This repository aims to add support for various random image diffusion models to ComfyUI.
Simply clone this repo to your custom_nodes folder using the following command: git clone https://github.com/city96/ComfyUI_ExtraModels custom_nodes/ComfyUI_ExtraModels
.
I haven't tested this completely, so if you know what you're doing, use the regular VEVN/git clone
install option when installing ComfyUI.
Go to the where you unpacked ComfyUI_windows_portable
to (where your run_nvidia_gpu.bat file is) and open a command line window. Press CTRL+SHIFT+Right click
in an empty space and click "Open PowerShell window here".
In case you haven't installed in through the manager, run git clone https://github.com/city96/ComfyUI_ExtraModels .\ComfyUI\custom_nodes\ComfyUI_ExtraModels
To install the requirements on windows, run these commands in the same window:
.\python_embeded\python.exe -m pip install -r .\ComfyUI\custom_nodes\ComfyUI_ExtraModels\requirements.txt
.\python_embeded\python.exe -m pip install bitsandbytes --prefer-binary --extra-index-url=https://jllllll.github.io/bitsandbytes-windows-webui
To update, open the command line window like before and run the following commands:
cd .\ComfyUI\custom_nodes\ComfyUI_ExtraModels\
git pull
Alternatively, use the manager, assuming it has an update function.
- Uses class labels instead of prompts
- Limited to 256x256 or 512x512 images
- Same latent space as SD1.5 (works with the SD1.5 VAE)
- Works in FP16, but no other optimization (yet)
- Download the original model weights from the DiT Repo or the converted FP16 safetensor ones from Huggingface.
- Place them in
ComfyUI\models\dit
(created on first run after installing the extension) - Load the model and select the class labels as shown in the image below
- Make sure to use the Empty label conditioning for the Negative input of the KSampler!
ConditioningCombine nodes should work for combining multiple labels. The area ones don't since the model currently can't handle dynamic input dimensions.
This is mostly a proof of concept, as the model weights have not been released officially. Sample workflow here
Make sure to pip install timm==0.6.13
. xformers is optional but strongly recommended as torch SDP is only partially implemented, if that.
Limitations:
- The default
KSampler
uses a different noise schedule/sampling algo (I think), so it most likely won't work as expected. PixArt DPM Sampler
requires the negative prompt to be shorter than the positive prompt.PixArt DPM Sampler
can only work with a batch size of 1.PixArt T5 Text Encode
is from the reference implementation, therefore it doesn't support weights.T5 Text Encode
support weights, but I can't attest to the correctness of the implementation.
PixArt uses the same T5v1.1-xxl text encoder as DeepFloyd, so the T5 section of the readme also applies.
The model files can be downloaded from the DeepFloyd/t5-v1_1-xxl repository.
You will need to download the following 4 files:
config.json
pytorch_model-00001-of-00002.bin
pytorch_model-00002-of-00002.bin
pytorch_model.bin.index.json
Place them in your ComfyUI/models/t5
folder. You can put them in a subfolder called "t5-v1.1-xxl" though it doesn't matter. There are int8 safetensor files in the other DeepFloyd repo, thought they didn't work for me.
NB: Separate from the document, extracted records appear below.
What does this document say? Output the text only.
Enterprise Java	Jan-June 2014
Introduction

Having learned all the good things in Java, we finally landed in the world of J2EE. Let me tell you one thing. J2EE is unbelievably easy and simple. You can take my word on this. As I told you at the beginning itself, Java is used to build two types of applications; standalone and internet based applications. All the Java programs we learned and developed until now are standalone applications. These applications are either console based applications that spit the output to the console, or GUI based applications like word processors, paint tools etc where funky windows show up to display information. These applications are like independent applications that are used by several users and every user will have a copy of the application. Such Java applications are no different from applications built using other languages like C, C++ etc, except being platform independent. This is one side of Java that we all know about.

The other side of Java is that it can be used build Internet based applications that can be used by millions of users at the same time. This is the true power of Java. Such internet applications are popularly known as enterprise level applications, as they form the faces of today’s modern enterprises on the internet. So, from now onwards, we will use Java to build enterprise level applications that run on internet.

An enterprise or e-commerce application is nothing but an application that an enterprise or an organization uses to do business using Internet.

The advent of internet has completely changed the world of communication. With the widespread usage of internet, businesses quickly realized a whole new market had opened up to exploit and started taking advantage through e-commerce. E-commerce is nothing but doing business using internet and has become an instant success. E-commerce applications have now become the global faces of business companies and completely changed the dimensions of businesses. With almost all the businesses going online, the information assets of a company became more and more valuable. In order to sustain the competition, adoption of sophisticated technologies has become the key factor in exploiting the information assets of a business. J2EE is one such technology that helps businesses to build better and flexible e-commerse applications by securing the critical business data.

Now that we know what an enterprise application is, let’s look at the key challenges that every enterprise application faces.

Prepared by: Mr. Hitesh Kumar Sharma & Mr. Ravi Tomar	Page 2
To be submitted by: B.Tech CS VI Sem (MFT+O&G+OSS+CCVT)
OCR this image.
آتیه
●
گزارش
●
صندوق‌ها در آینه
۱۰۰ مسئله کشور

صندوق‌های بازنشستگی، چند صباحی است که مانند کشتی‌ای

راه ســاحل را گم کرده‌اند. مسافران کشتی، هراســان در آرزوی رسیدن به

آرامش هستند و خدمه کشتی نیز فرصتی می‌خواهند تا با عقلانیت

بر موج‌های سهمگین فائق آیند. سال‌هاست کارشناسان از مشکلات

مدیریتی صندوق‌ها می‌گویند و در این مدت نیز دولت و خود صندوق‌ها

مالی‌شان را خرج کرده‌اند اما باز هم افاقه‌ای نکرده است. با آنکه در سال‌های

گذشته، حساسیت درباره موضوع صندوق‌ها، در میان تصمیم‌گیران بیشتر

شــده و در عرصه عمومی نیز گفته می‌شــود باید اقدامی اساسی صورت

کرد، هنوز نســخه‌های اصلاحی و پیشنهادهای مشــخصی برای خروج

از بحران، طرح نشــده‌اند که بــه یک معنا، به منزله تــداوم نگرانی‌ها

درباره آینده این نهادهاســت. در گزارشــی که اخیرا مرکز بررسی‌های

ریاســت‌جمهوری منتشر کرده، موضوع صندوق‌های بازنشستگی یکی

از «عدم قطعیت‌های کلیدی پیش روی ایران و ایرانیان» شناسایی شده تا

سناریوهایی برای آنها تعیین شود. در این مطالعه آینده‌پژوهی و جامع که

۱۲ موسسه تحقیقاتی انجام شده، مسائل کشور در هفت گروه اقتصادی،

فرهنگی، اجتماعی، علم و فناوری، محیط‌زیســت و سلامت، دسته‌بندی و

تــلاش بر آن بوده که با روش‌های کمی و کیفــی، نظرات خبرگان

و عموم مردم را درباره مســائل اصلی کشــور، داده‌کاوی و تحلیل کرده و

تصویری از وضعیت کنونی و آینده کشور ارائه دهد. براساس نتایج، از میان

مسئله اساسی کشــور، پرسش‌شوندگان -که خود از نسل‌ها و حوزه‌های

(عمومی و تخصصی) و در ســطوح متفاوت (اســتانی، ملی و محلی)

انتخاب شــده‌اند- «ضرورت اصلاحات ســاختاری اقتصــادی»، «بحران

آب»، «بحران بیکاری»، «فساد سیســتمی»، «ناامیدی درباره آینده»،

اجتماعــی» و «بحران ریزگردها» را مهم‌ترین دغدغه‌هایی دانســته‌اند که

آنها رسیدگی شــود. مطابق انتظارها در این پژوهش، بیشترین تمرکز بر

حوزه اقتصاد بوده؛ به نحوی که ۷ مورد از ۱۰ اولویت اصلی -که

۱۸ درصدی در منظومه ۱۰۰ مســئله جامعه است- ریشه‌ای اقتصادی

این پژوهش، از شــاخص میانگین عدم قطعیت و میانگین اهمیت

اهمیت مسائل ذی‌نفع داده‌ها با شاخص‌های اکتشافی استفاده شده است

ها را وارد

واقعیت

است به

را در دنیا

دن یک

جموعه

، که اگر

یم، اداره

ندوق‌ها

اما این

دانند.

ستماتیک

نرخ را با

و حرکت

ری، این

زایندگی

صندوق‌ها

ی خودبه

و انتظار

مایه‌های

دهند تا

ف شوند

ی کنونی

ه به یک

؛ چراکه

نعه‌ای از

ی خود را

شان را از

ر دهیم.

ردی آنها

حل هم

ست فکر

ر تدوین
Loaded onto the CPU, it'll use about 22GBs of system RAM. Depending on which weights you use, it might use slightly more during loading.
Loaded in bnb4bit mode, it only takes around 6GB VRAM, making it work with 12GB cards. The only drawback is that it'll constantly stay in VRAM since BitsAndBytes doesn't allow moving the weights to the system RAM temporarily. Switching to a different workflow should still release the VRAM as expected. Pascal cards (1080ti, P40) seem to struggle with 4bit. Select "cpu" if you encounter issues.
On windows, you may need a newer version of bitsandbytes for 4bit. Try python -m pip install bitsandbytes --prefer-binary --extra-index-url=https://jllllll.github.io/bitsandbytes-windows-webui
You may also need to upgrade transformers and install spiece for the tokenizer. pip install -r requirements.txt
A few custom VAE models are supported. The option to select a different dtype when loading is also possible, which can be useful for testing/comparisons.
kl-f4/8/16/32
from the compvis/latent diffusion repo.
vq-f4/8/16
from the taming transformers repo, weights for both vq and kl models available here
vq-f8
can accepts latents from the SD unet but just like xl with v1 latents, output largely garbage. The rest are completely useless without a matching UNET that uses the correct channel count.